I didn't really mean the last one Ulairi because you are obviously very intelligent but I thought it was a good quote.

Actually I am not a quote master just a man with a very large quote book


----------



## Úlairi (Jun 8, 2002)

Your amusing Mithrandir2003. I'd like to extend you a membership to my new guild, the Guild of Quoters. You'd be my second-in-command.


----------



## Elu Thingol (Jun 9, 2002)

Sure. Sounds fun. Thank you.


----------



## Lantarion (Jun 10, 2002)

You're right, Tyaronumen, sorry.


----------



## Úlairi (Jun 11, 2002)

> _Originally posted by Elu Thingol _
> *Sure. Sounds fun. Thank you. *



Sorry Elu, I meant you, not Mithrandir2003. However, I would like M2003 to join in also, and you too Ponti.


----------



## Tyaronumen (Jun 11, 2002)

> _Originally posted by Ulairi _
> *
> 
> Again people mix the definitions of immortality and invincibility. *



Uhhh -- what are you talking about? I don't even refer to immortality vs. invincibility in my post...?


----------



## Elu Thingol (Jun 11, 2002)

Sorry Ulairi, I am Mithrandir2003, I just felt my name was unoriginal and I changed it. I still want to be in the guild of quoters though .

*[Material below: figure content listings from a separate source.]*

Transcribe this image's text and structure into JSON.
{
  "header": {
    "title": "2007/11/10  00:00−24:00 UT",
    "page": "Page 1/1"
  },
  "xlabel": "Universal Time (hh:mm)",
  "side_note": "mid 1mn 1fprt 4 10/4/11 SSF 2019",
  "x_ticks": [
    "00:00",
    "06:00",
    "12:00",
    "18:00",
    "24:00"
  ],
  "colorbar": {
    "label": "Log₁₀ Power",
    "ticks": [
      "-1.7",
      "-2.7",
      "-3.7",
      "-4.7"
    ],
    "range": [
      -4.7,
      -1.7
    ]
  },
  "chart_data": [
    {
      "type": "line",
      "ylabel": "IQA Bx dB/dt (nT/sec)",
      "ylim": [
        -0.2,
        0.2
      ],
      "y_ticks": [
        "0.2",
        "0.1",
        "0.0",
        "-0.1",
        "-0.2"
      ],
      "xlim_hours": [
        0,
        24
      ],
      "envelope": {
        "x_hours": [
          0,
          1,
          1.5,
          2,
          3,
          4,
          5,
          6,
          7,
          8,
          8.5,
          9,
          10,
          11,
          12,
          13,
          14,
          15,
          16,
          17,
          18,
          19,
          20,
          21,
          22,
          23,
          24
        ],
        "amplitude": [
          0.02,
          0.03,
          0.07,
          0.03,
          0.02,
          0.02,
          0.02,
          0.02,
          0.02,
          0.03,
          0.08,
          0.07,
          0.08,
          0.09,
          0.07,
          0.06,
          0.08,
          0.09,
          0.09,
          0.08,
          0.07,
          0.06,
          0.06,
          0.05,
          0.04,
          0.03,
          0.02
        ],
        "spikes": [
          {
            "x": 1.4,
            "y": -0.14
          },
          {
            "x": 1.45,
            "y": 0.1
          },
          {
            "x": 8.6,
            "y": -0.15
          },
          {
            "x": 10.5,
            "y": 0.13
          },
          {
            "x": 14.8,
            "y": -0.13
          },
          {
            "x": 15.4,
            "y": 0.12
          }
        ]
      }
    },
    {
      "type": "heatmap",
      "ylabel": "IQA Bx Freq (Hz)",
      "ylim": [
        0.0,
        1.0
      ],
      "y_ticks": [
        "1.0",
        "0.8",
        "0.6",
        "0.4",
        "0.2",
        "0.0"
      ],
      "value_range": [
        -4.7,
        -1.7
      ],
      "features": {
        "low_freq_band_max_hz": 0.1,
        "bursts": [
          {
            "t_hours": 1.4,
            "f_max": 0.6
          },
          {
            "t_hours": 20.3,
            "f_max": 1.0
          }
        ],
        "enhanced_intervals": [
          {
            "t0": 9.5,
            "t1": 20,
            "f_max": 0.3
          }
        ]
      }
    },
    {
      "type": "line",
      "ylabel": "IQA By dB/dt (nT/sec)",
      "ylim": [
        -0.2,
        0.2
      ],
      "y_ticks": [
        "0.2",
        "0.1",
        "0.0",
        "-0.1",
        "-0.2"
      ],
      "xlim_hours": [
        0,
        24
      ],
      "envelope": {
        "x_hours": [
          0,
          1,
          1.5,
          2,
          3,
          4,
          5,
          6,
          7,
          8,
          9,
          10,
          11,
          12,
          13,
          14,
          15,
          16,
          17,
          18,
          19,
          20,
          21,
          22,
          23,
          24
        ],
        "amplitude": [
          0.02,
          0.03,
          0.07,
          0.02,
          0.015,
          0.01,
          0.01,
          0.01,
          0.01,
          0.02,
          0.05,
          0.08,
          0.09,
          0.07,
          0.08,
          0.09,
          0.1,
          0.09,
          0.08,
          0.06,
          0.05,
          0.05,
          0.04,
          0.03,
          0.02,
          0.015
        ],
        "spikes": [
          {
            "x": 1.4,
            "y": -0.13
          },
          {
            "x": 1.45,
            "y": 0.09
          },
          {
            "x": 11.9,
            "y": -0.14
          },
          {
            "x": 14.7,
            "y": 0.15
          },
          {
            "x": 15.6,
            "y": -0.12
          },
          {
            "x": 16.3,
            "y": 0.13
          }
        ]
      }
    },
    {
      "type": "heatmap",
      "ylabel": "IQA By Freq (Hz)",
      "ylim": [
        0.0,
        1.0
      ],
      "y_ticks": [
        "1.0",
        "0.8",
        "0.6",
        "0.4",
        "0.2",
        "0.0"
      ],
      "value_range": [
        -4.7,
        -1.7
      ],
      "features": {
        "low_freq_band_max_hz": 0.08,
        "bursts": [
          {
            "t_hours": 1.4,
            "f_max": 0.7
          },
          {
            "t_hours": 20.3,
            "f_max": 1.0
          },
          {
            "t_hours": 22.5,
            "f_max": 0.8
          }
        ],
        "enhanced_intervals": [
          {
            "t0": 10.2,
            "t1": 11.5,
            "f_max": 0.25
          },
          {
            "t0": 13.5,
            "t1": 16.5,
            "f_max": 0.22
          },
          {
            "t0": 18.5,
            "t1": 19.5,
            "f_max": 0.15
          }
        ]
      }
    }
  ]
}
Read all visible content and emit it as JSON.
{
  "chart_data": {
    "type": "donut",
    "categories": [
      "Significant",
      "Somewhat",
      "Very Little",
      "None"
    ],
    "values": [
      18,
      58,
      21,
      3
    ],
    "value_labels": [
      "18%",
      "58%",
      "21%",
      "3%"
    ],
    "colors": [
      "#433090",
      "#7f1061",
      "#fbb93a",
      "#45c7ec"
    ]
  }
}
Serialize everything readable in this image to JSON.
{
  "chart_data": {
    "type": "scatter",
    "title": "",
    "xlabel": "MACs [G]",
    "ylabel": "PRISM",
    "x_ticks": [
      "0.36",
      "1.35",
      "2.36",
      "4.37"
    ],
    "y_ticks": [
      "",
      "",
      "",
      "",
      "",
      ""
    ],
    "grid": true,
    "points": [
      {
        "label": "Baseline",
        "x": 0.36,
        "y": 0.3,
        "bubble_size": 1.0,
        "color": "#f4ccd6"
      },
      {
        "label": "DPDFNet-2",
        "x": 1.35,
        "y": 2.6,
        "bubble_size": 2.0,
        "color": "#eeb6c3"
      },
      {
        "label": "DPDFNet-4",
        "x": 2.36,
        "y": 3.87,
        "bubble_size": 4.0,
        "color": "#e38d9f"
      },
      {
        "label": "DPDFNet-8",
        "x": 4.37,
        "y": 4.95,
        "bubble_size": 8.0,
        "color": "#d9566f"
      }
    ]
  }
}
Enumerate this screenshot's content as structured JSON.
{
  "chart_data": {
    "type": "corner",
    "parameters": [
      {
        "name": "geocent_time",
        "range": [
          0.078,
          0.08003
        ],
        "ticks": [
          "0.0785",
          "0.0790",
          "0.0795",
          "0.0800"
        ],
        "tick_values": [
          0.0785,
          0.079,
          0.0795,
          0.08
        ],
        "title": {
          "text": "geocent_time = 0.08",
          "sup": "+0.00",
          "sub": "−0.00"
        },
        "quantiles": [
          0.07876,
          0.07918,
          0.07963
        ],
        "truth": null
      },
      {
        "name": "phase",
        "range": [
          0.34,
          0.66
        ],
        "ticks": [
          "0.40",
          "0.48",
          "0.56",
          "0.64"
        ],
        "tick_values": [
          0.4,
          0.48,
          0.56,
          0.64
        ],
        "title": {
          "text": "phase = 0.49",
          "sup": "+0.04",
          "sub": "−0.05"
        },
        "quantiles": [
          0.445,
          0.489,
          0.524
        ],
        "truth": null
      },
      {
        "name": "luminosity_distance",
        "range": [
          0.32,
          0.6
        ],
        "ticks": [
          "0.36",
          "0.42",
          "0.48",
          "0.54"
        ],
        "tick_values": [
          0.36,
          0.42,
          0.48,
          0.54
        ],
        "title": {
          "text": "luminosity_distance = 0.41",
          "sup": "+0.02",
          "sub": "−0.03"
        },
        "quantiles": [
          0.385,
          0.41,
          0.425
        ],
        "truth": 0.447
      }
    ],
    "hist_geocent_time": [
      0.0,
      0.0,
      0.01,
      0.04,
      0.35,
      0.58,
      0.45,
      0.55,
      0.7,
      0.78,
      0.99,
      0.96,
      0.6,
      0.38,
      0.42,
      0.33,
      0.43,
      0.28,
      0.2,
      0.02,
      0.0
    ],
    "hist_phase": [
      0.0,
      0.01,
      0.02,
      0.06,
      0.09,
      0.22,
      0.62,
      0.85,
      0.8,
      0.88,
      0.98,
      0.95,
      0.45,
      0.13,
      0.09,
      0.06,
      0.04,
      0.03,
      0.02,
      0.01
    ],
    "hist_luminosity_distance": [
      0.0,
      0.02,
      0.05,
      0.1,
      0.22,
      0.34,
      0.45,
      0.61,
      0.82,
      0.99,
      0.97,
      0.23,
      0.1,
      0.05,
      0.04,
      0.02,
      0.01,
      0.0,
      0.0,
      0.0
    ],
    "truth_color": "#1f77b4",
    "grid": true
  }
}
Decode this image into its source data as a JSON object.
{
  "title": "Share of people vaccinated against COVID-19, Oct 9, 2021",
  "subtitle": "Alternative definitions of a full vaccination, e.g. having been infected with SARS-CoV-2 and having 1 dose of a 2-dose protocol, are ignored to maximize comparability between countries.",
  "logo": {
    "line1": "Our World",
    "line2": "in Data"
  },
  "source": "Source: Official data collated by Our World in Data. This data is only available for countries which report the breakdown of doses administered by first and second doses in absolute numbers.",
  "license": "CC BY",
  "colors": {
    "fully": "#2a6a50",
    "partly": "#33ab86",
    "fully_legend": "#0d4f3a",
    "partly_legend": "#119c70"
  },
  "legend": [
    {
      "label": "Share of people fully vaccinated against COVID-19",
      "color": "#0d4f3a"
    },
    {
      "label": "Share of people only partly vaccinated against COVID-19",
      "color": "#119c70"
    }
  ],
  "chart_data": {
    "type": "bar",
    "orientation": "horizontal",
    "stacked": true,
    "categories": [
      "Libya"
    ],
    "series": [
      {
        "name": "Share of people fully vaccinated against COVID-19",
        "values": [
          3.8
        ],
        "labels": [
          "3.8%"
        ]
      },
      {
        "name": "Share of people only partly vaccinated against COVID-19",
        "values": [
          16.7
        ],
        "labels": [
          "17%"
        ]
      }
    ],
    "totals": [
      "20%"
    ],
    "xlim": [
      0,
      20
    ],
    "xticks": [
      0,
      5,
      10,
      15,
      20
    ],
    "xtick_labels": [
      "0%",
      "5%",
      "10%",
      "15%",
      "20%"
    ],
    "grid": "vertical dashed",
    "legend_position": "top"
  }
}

And Mithrandir2003 drops his cloak and reveals Elu Thingol Lord of the Sindar


----------



## e.Blackstar (Jun 14, 2002)

on a completely different note,Morgoth was Melkor,right,not Manwe?i always get them mixed up.


----------



## Úlairi (Jun 14, 2002)

> _Originally posted by Elu Thingol _
> *Sorry Ulairi, I am Mithrandir2003, I just felt my name was unoriginal and I changed it. I still want to be in the guild of quoters though .
> 
> And Mithrandir2003 drops his cloak and reveals Elu Thingol Lord of the Sindar *



I was considering four or so names before I logged on:

Ulairi
Iarwain Ben-adar (however, this did not fit)
Glaurung
Elu Thingol

So I'm glad to see the alias of Elu Thingol bestowed on a worthy person. There are a few people on the forum that don't deserve their aliases.


----------



## Elu Thingol (Jun 15, 2002)

> _Posted by Ulairi_
> So I'm glad to see the alias of Elu Thingol bestowed on a worthy person. There are a few people on the forum that don't deserve their aliases.



I'm flattered


----------



## Úlairi (Jun 15, 2002)

You know, I just thought to myself how easily I can change my mind about people. I used to think that you were ignorant and a waste of time, however Elu, now I see you as a formidable adversary and a good friend. I do believe that I will add you to my buddy list.


----------



## Elu Thingol (Jun 15, 2002)

I shall also add you to my list Ulairi. I too consider you a worthy opponent and a good friend.


----------